School of Informatics, Indiana University Purdue University and Center for Computational Biology and Bioinformatics, Indiana University School of Medicine, Indianapolis, IN 46202, USA.
Nucleic Acids Res. 2011 Apr;39(8):3017-25. doi: 10.1093/nar/gkq1266. Epub 2010 Dec 22.
Mechanistic understanding of many key cellular processes often involves identification of RNA binding proteins (RBPs) and RNA binding sites in two separate steps. Here, they are predicted simultaneously by structural alignment to known protein-RNA complex structures followed by binding assessment with a DFIRE-based statistical energy function. This method achieves 98% accuracy and 91% precision for predicting RBPs and 93% accuracy and 78% precision for predicting RNA-binding amino-acid residues for a large benchmark of 212 RNA binding and 6761 non-RNA binding domains (leave-one-out cross-validation). Additional tests revealed that the method makes no false positive prediction from 311 DNA binding domains but correctly detects six domains binding with both DNA and RNA. In addition, it correctly identified 31 of 75 unbound RNA-binding domains with 92% accuracy and 65% precision for predicted binding residues and achieved 86% success rate in its application to SCOP RNA binding domain superfamily (Structural Classification Of Proteins). It further predicts 25 targets as RBPs in 2076 structural genomics targets: 20 of 25 predicted ones (80%) are putatively RNA binding. The superior performance over existing methods indicates the importance of dividing structures into domains, using a Z-score to measure relative structural similarity, and a statistical energy function to measure protein-RNA binding affinity.

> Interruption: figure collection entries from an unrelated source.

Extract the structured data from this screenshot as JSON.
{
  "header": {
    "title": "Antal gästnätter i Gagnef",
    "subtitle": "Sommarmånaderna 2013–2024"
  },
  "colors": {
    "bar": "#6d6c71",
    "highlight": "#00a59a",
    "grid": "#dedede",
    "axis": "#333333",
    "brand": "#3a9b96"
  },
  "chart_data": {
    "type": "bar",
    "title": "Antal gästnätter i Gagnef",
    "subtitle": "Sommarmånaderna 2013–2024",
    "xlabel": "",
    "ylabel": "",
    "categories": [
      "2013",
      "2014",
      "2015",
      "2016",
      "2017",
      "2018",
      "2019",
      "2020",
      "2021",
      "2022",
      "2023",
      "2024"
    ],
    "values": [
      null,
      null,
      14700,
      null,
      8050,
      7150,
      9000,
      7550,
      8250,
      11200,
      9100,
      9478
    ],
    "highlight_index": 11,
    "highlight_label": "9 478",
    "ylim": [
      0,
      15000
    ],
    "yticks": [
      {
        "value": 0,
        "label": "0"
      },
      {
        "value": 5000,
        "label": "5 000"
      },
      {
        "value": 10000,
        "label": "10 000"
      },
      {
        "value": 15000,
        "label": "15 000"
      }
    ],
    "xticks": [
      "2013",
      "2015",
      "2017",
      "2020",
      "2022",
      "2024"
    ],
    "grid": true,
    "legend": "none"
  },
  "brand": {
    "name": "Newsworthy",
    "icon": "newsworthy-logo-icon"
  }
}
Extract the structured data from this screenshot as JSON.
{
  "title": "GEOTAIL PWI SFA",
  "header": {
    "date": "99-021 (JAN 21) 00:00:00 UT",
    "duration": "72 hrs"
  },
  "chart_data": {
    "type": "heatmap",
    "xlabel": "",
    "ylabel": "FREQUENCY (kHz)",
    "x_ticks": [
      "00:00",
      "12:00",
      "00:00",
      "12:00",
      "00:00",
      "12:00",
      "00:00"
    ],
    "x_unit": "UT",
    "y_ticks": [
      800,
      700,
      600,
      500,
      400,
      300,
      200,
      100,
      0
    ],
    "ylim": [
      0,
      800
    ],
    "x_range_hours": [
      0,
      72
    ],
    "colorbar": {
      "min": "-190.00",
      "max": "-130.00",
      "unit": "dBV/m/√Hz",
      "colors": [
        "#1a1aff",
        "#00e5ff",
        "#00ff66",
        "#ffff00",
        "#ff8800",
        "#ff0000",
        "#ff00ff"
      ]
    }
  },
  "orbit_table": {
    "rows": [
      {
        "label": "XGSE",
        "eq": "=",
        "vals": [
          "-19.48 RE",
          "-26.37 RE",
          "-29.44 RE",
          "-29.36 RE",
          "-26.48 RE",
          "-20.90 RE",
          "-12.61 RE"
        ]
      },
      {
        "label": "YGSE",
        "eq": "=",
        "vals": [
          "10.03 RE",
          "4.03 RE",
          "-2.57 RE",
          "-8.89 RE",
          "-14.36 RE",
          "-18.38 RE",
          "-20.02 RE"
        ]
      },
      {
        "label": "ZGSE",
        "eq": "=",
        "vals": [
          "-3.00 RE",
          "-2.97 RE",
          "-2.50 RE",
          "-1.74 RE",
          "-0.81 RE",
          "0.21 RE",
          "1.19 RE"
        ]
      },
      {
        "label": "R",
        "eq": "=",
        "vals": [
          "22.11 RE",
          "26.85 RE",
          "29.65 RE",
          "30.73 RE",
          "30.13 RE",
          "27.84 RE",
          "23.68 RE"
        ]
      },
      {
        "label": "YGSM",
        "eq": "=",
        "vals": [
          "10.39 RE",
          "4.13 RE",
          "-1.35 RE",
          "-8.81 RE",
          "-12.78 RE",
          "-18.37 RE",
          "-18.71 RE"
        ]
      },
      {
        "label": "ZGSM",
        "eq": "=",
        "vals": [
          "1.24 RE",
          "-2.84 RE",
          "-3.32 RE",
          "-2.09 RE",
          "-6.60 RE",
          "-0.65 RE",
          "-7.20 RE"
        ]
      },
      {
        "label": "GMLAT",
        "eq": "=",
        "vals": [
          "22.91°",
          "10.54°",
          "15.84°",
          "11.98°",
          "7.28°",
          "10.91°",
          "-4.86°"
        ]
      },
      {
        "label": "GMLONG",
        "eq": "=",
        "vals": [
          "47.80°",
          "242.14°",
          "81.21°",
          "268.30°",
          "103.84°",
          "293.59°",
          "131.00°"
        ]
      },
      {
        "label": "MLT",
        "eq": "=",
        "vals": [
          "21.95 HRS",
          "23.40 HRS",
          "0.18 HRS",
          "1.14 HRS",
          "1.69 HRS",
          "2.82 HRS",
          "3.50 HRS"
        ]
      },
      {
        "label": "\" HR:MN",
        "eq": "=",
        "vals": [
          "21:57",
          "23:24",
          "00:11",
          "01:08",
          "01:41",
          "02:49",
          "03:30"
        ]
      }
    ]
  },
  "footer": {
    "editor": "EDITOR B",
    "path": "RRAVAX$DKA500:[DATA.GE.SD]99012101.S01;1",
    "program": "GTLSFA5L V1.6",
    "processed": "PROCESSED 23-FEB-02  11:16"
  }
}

在许多关键细胞过程的机制理解中,通常需要分别鉴定 RNA 结合蛋白 (RBP) 和 RNA 结合位点。在这里,通过与已知蛋白-RNA 复合物结构的结构比对,同时预测这两者,然后使用基于 DFIRE 的统计能量函数进行结合评估。该方法在大型 212 个 RNA 结合和 6761 个非 RNA 结合结构域(留一交叉验证)基准上,预测 RBP 的准确率达到 98%,精度达到 91%,预测 RNA 结合氨基酸残基的准确率达到 93%,精度达到 78%。其他测试表明,该方法不会从 311 个 DNA 结合结构域中产生假阳性预测,但可以正确检测到六个同时结合 DNA 和 RNA 的结构域。此外,它正确识别了 75 个未结合的 RNA 结合结构域中的 31 个,预测结合残基的准确率为 92%,精度为 65%,在 SCOP RNA 结合结构域超家族(蛋白质结构分类)中的应用成功率达到 86%。它还预测了 2076 个结构基因组学目标中的 25 个靶标为 RBP:25 个预测靶标中的 20 个(80%)被推测为 RNA 结合。与现有方法相比,该方法的优越性能表明将结构划分为结构域、使用 Z 分数来衡量相对结构相似性以及使用统计能量函数来衡量蛋白质-RNA 结合亲和力的重要性。